Vol. 6 No. 1 (2026)
Recommandations en vue du remboursement

Trastuzumab déruxtécan (Enhertu)

image décorative de la couverture

Publication : janvier 6, 2026

Messages clés

  • L’Agence des médicaments du Canada recommande qu’Enhertu soit remboursé par les régimes d’assurance médicaments publics dans le traitement du cancer du sein non résécable ou métastatique exprimant des récepteurs hormonaux positifs (RH+), à faible (immunohistochimie [IHC] 1+ ou IHC 2+ ou hybridation in situ négative) ou ultrafaible (IHC 0 avec coloration de la membrane) surexpression du récepteur 2 du facteur de croissance épidermique humain (HER2), chez l’adulte ayant reçu au moins une endocrinothérapie en contexte métastatique et que l’on ne considère pas apte à recevoir une autre endocrinothérapie comme traitement subséquent, sous réserve de certaines conditions.
  • Le Comité d’experts en examen du Programme pancanadien d’évaluation des anticancéreux (CEEP) a déterminé qu’Enhertu présente une utilité clinique acceptable par rapport à la chimiothérapie chez l’adulte présentant un cancer du sein non résécable ou métastatique exprimant des RH+, à faible ou ultrafaible surexpression de HER2, qui a reçu au moins une endocrinothérapie en contexte métastatique et que l’on ne considère pas apte à recevoir une autre endocrinothérapie comme traitement subséquent. Il a suffi au CEEP de déterminer cette utilité pour recommander de rembourser Enhertu. Comme on s’attend à ce qu’Enhertu constitue une option de rechange à la chimiothérapie, l’utilité clinique acceptable fait référence à la valeur ajoutée par rapport à la chimiothérapie.

    Les données probantes issues d’un essai clinique montrent que, comparativement à la chimiothérapie, Enhertu est associé à un bénéfice clinique sur le plan de la survie sans progression (SSP) chez l’adulte présentant un cancer du sein métastatique exprimant des RH+, à faible ou ultrafaible surexpression de HER2, ayant reçu au moins une endocrinothérapie et n’ayant pas reçu de chimiothérapie dans le traitement du cancer du sein métastatique.
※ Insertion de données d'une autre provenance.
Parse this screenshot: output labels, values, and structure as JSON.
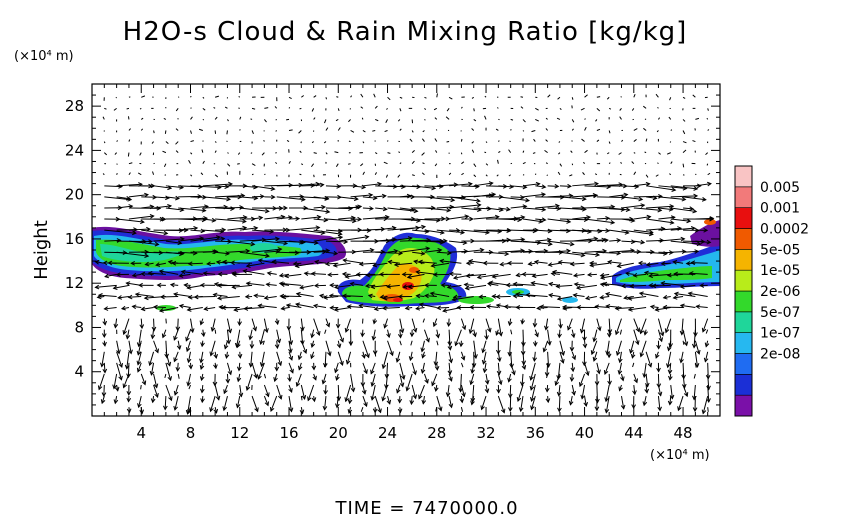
{
  "chart_data": {
    "type": "heatmap",
    "title": "H2O-s Cloud & Rain Mixing Ratio [kg/kg]",
    "ylabel": "Height",
    "x_unit": "(×10⁴ m)",
    "y_unit": "(×10⁴ m)",
    "time_label": "TIME = 7470000.0",
    "xlim": [
      0,
      51
    ],
    "ylim": [
      0,
      30
    ],
    "x_ticks": [
      "4",
      "8",
      "12",
      "16",
      "20",
      "24",
      "28",
      "32",
      "36",
      "40",
      "44",
      "48"
    ],
    "x_tick_values": [
      4,
      8,
      12,
      16,
      20,
      24,
      28,
      32,
      36,
      40,
      44,
      48
    ],
    "y_ticks": [
      "4",
      "8",
      "12",
      "16",
      "20",
      "24",
      "28"
    ],
    "y_tick_values": [
      4,
      8,
      12,
      16,
      20,
      24,
      28
    ],
    "colorbar": {
      "labels": [
        "0.005",
        "0.001",
        "0.0002",
        "5e-05",
        "1e-05",
        "2e-06",
        "5e-07",
        "1e-07",
        "2e-08"
      ],
      "colors": [
        "#7a10a8",
        "#1b2fd6",
        "#1f6cf2",
        "#26b8f0",
        "#1fd69a",
        "#33d92b",
        "#b8ec1a",
        "#f5b400",
        "#f05a00",
        "#e80f0f",
        "#f27a7a",
        "#f9c4c4"
      ]
    },
    "cloud_regions": [
      {
        "name": "left-anvil",
        "x": [
          0,
          20
        ],
        "y": [
          12.5,
          16.5
        ],
        "level": "1e-05"
      },
      {
        "name": "central-convection",
        "x": [
          20.5,
          30
        ],
        "y": [
          9.8,
          16.5
        ],
        "level": "0.0002"
      },
      {
        "name": "right-anvil",
        "x": [
          42,
          51
        ],
        "y": [
          11.8,
          17.5
        ],
        "level": "1e-05"
      }
    ]
  }
}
Les résultats d’analyse de la survie globale corroborent ceux constatés dans l’analyse de la SSP, ce qui semble indiquer une tendance à la supériorité d’Enerthu. Comparativement à la chimiothérapie, Enhertu répond à certains des besoins exprimés par les patients et patientes, car il retarde la progression de la maladie et prolongerait la survie.

  • Enhertu doit être remboursé chez l’adulte présentant un cancer du sein RH+ ayant reçu au moins une endocrinothérapie en contexte métastatique et chez qui l’endocrinothérapie n’est pas jugée convenable comme traitement subséquent. La personne traitée doit avoir un bon indice fonctionnel et ne doit pas présenter de symptômes de compression médullaire, de métastases actives au système nerveux central, de pneumopathie interstitielle ou de pneumonite actuelle, et ne doit pas avoir reçu une chimiothérapie dans le traitement d’un cancer du sein avancé ou métastatique.